With that gesture, this outsider artist is claiming his manhood and, Levy said, is dealing with his need to be seen in some way. “This final ‘canvas’ that he has to attack — what does that need to say now about who he is at this particular time in his life? I think, as an artist, we’re always struggling with that issue. When people look at me, or they look at the art that I create, who are they seeing?”

The play’s second act takes place 20 years later, post-apartheid. Bokkie, now a grown man whose real name is Jonathan Sejake (Gilbert Glenn Brown), returns to the farm to restore his old friend’s signature work. In the process, he confronts the Afrikaner woman who owns the land (Suanne Spoke).

Levy said that Fugard, through his examination of a single outsider artist, is tackling broad philosophical and sociological issues, such as white versus black, or the haves versus the have-nots. These are issues very much aligned with the mission of the Fountain, which Levy says gives voice to the various communities of Los Angeles. “We tend to pick socially and politically conscious plays, plays that address specific constituencies, whether those are social or political or ethnic.”

That mission is also closely tied to Levy’s own sense of his Jewish identity. “I do believe that, because of the Diaspora, because we’ve always been the outsider for thousands of years, because it wasn’t until 1948 that we had a homeland, we’ve always been the observer. And I feel like there’s something in my DNA. Is it a Jewish DNA? Is it a cultural kind of thing? I don’t know, but I do think that we tend to be observers, and we want to see truth for what it is. We’re always questioning.”

Levy said his exposure to his heritage was very complicated. His mother was a teenager in England during World War II, the daughter of Orthodox parents. She joined the British Army and became, Levy said, a very independent young woman. 

“When my mom, after the war, eventually got pregnant out of wedlock, her father disowned her, to the point where he even tried to forbid her from seeing her mother. So she left England with me in tow. She had a sister who was living in San Francisco, and she ended up joining her sister. In the process of that, she let go of a lot of her Judaism, in protest against her father,” Levy said.

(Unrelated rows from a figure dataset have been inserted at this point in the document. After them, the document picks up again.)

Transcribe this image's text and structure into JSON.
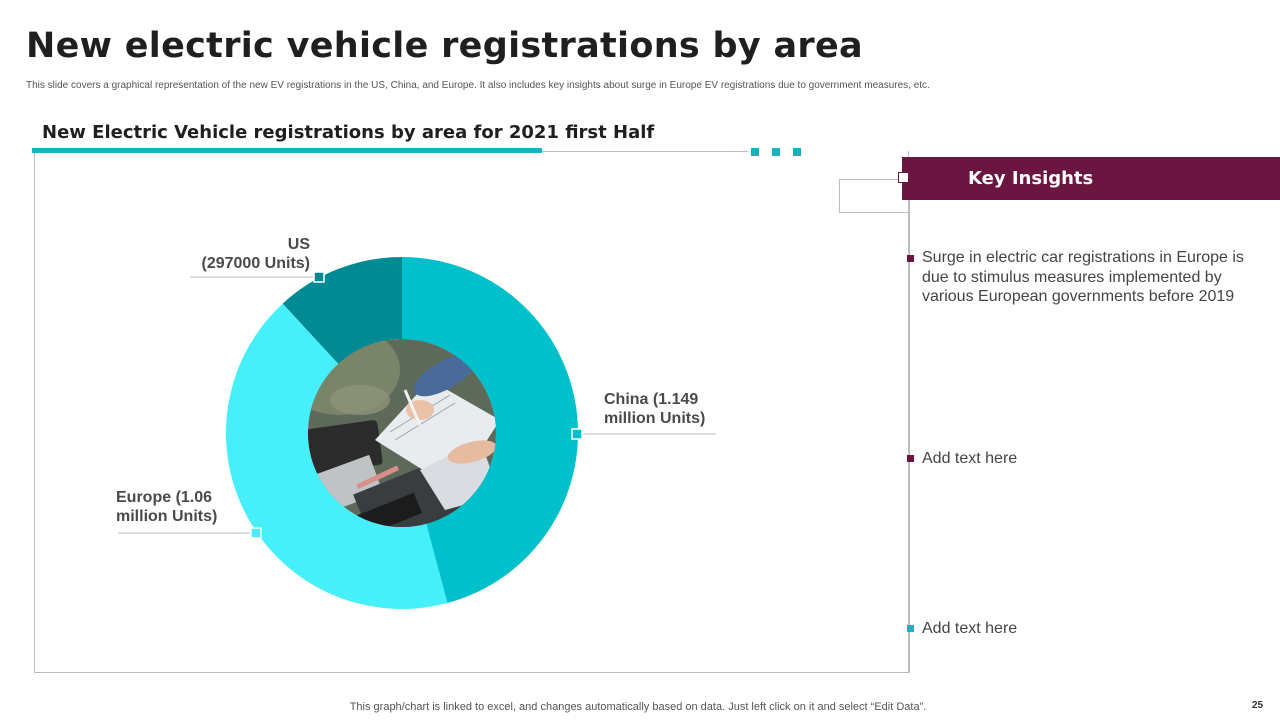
{
  "slide": {
    "title": "New electric vehicle registrations by area",
    "subtitle": "This slide covers a graphical representation of the new EV registrations in the US, China, and Europe. It also includes key insights about surge in Europe EV registrations due to government measures, etc.",
    "footer": "This graph/chart is linked to excel, and changes automatically based on data. Just left click on it and select “Edit Data”.",
    "page_number": "25"
  },
  "panel": {
    "title": "New Electric Vehicle registrations by area for 2021 first Half"
  },
  "insights": {
    "header": "Key Insights",
    "items": [
      {
        "text": "Surge in electric car registrations in Europe is due to stimulus measures implemented by various European governments before 2019",
        "color": "#6b1640"
      },
      {
        "text": "Add text here",
        "color": "#6b1640"
      },
      {
        "text": "Add text here",
        "color": "#17b3c1"
      }
    ]
  },
  "chart_data": {
    "type": "pie",
    "variant": "donut",
    "title": "New Electric Vehicle registrations by area for 2021 first Half",
    "unit": "Units",
    "slices": [
      {
        "name": "China",
        "value": 1149000,
        "label_line1": "China  (1.149",
        "label_line2": "million Units)",
        "color": "#00c0cc"
      },
      {
        "name": "Europe",
        "value": 1060000,
        "label_line1": "Europe  (1.06",
        "label_line2": "million Units)",
        "color": "#46f0fb"
      },
      {
        "name": "US",
        "value": 297000,
        "label_line1": "US",
        "label_line2": "(297000 Units)",
        "color": "#008a94"
      }
    ],
    "center_image": "photo-hands-writing-notes-laptop"
  },
  "colors": {
    "accent": "#17b3c1",
    "brand": "#6b1640"
  }
}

He said he spent years living with his aunt and her Protestant husband, and, therefore, celebrating Christmas. “But when I would be with my mom,” he recalled, “even though we would still have Christmas, all the Chanukah tchotchkes would be out. So I never grew up with the High Holy Days — not directly — but indirectly, whenever it was the particular holiday, those tchotchkes would be all over the house.

“Even though she didn’t raise me religious, and even though we didn’t strictly follow all the High Holy Days, I grew up in an environment of being proud that I am a Jew, [with a sense] that we are different, in a certain kind of way, and that we have a responsibility to the world, that it is our job to take care of the world and take care of other people,” Levy said.

In keeping with that sentiment, Levy expressed his hopes for what audiences might take away from his latest directorial effort. “I want audiences to wake up to, or reawaken to, this issue of the other — to keep our hearts and our minds open about people who are not like us — and to wrap our arms around those people and say, ‘It’s OK.’ At the end of the day, do no harm, just do no harm. Don’t hurt other people.”